Chat Sessions: Please note that chat sessions may be monitored and/or recorded for quality assurance or other lawful purposes. You agree and consent to such monitoring and recording through your continued use of chat. If you prefer another method of communication, please feel free to contact us via the additional options provided in the “Contact Us” link on our website or visit one of our branches for further assistance.
Protecting Children’s Privacy: We respect the privacy of children and comply with the practices established under the Children’s Online Privacy Protection Act (COPPA). Our online services are not directed to children under the age of thirteen, and wWe do not knowingly collect, use or retain personally identifiable information from consumers under the age of thirteen. During our online registration process, we may request a user’s date of birth solely to verify age and prevent access by children under the age of thirteen.

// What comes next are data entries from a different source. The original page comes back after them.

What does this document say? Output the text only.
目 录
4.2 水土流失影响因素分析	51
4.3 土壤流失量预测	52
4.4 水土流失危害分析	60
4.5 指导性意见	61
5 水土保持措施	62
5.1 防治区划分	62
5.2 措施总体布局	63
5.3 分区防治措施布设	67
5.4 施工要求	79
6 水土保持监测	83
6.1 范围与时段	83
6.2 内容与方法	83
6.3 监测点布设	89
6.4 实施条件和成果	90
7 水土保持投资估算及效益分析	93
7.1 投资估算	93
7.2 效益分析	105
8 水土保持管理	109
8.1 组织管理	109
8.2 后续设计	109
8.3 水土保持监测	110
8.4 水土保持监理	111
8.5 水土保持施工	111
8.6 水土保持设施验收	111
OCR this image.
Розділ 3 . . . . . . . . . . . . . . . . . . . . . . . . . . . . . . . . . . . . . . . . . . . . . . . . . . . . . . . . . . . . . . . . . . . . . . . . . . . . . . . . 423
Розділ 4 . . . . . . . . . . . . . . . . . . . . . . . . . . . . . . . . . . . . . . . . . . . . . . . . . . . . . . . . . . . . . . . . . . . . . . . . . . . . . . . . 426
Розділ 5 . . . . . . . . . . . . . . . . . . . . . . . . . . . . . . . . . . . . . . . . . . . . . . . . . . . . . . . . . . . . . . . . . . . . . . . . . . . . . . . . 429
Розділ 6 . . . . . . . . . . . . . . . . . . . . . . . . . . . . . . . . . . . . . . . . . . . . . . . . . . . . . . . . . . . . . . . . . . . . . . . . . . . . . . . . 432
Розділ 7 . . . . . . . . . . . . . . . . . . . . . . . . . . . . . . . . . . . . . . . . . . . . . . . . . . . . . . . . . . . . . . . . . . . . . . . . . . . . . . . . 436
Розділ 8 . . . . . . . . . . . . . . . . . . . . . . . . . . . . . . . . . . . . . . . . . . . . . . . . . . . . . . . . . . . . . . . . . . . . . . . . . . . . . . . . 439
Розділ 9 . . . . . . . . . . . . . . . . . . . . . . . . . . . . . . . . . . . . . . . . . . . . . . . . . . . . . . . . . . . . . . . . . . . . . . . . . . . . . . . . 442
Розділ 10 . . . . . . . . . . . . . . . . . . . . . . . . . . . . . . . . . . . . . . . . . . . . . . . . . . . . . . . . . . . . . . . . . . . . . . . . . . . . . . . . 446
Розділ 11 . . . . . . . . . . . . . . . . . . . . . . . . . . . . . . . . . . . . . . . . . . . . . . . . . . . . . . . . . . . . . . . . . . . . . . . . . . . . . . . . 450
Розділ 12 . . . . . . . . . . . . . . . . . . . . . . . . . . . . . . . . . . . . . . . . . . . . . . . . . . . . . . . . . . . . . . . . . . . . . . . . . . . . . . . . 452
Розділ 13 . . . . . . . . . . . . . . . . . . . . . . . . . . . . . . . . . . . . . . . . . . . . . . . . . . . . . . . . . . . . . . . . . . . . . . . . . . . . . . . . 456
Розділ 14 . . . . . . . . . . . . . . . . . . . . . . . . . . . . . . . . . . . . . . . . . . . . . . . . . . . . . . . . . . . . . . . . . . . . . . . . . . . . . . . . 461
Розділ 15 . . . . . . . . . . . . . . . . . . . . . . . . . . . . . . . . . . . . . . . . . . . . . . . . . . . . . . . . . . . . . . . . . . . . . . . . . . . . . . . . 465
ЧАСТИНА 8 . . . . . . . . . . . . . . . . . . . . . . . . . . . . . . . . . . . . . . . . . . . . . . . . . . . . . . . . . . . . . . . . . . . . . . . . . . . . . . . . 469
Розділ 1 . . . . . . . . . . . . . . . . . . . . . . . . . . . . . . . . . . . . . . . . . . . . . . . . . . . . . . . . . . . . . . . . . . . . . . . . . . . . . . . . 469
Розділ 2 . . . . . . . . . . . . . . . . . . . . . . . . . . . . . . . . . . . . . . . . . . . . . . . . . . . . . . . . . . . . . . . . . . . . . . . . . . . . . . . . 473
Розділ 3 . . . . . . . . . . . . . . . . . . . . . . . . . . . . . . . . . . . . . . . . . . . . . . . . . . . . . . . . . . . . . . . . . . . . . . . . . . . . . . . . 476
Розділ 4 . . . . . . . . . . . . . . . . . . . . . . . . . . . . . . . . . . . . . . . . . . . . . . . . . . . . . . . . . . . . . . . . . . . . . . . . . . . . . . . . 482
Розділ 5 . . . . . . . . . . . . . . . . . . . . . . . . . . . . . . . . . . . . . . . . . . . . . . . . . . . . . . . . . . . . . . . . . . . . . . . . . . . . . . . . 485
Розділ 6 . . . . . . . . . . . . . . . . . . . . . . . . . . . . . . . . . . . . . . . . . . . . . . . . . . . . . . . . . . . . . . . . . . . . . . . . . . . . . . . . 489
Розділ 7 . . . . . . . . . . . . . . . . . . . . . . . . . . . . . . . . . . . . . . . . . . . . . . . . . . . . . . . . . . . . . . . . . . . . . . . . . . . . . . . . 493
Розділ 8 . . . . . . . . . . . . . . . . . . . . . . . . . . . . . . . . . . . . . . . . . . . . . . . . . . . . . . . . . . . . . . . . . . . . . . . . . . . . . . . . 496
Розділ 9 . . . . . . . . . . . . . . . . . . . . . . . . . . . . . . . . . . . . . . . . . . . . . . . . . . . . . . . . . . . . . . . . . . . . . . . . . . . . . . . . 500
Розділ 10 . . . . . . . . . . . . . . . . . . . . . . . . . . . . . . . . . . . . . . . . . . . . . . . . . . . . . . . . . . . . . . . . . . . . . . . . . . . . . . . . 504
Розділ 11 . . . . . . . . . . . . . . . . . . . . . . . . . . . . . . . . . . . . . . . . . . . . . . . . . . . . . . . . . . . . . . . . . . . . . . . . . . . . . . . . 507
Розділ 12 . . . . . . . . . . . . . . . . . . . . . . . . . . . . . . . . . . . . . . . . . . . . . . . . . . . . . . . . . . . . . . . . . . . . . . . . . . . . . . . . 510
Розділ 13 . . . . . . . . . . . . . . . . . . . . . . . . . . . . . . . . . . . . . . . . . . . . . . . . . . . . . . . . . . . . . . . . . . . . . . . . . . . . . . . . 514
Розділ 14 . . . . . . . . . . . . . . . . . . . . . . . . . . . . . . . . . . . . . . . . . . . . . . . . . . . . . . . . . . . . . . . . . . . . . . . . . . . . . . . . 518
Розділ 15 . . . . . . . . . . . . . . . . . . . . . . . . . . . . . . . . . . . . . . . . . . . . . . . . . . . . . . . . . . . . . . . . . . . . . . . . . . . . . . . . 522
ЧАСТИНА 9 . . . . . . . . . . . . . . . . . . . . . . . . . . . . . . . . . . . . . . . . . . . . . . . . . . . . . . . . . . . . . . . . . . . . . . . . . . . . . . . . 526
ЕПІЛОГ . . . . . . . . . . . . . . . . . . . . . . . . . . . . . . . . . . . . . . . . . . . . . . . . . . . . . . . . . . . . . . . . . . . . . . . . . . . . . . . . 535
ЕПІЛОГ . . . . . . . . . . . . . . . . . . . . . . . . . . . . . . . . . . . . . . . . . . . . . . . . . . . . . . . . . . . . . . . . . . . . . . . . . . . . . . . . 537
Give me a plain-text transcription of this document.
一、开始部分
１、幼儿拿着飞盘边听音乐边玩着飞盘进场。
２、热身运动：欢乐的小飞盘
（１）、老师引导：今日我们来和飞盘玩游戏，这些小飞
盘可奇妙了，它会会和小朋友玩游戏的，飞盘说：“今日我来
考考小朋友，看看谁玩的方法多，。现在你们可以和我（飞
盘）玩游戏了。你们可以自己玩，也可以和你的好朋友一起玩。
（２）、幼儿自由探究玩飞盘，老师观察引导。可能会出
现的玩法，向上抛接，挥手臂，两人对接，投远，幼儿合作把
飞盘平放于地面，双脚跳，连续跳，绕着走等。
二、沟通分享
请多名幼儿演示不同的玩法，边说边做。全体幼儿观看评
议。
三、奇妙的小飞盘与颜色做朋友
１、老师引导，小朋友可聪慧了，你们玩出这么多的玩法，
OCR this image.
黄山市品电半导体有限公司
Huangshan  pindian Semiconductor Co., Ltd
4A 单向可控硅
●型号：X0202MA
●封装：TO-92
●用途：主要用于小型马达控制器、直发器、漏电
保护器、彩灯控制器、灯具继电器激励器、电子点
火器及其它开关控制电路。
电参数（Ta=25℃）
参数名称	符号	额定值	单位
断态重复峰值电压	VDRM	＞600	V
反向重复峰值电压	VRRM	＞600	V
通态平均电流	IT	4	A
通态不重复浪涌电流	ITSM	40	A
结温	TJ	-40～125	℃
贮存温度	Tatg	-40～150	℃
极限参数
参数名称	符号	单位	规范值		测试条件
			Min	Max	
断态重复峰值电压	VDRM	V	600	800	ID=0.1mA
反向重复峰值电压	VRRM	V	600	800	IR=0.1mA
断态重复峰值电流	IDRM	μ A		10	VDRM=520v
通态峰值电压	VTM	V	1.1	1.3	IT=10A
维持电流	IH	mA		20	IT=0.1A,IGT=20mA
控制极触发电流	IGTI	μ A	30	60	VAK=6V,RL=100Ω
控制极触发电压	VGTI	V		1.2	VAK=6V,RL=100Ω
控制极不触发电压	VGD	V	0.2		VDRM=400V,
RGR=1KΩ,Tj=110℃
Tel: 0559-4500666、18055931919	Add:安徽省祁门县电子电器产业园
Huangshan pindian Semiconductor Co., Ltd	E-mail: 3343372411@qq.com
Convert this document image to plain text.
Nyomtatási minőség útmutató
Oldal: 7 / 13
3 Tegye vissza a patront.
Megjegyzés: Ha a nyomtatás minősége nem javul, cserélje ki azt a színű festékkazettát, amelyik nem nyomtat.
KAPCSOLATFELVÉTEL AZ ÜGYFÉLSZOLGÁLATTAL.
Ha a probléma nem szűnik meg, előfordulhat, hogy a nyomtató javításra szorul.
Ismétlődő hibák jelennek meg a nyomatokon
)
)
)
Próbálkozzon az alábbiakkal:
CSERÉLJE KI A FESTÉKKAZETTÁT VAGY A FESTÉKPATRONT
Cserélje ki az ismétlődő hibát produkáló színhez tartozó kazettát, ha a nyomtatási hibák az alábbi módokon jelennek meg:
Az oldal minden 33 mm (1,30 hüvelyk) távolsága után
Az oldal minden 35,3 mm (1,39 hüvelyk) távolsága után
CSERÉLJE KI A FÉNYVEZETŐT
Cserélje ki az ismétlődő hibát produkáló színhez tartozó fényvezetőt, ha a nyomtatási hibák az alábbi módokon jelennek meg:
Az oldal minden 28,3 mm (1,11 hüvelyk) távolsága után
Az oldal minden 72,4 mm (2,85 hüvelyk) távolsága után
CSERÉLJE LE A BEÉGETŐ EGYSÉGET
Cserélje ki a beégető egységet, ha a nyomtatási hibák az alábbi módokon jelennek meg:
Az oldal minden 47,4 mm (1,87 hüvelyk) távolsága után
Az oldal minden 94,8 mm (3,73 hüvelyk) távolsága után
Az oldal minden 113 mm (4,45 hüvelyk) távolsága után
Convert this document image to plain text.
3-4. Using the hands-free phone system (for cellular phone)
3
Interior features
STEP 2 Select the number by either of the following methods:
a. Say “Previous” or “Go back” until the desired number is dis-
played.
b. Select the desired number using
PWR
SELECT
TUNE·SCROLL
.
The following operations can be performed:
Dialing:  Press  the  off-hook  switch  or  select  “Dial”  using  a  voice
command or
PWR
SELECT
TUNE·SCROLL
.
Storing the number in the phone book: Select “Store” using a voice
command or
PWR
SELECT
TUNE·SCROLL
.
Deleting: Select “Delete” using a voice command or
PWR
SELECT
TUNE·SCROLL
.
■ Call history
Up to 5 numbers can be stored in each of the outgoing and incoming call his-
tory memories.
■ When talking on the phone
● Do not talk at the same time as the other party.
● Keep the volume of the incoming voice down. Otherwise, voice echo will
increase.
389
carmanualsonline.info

For more information about COPPA please visit the Federal Trade Commission website: www.ftc.gov.

Data Retention: We may retain your personal information and online activity data even if you decide to terminate your membership with us, close your accounts with us, and/or delete our app or cease use of our website based on the following:

• Laws and regulations.  We are a regulated financial institution that is subject to laws and regulations governing our retention of information pertaining to our members, applicants for credit union membership, loans and other financial products and services.  We are also an employer and, thus, we are subject to labor laws governing how long we must retain information about applicants for employment and current and former employees.  Therefore, applicable laws and regulations will govern how long we retain information pertaining to you. 
• Fraud Prevention and Security: We will retain information that we need for fraud prevention and security purposes. 
• Contracts.  We will retain information for as long as necessary to comply with our contractual obligations to you, our service providers and other third parties, as permitted by law. 
• Legal Claims and Defenses.  We may retain information for such a period as necessary or advisable to preserve legal claims and defenses.

Contact Us: If you have any questions regarding this policy, call us at 833-282-1033 or email us at chaffeymail@chaffey.com.

Updates to this Policy: From time to time, we may change this Online Privacy Notice. The effective date of this Online Privacy Notice, as indicated above, reflects the last time this policy was revised.  Any changes to this policy will become effective when we post the revised policy on our website. Your use of the website, online services, or mobile app following these changes means that you accept the revised Online Privacy Notice.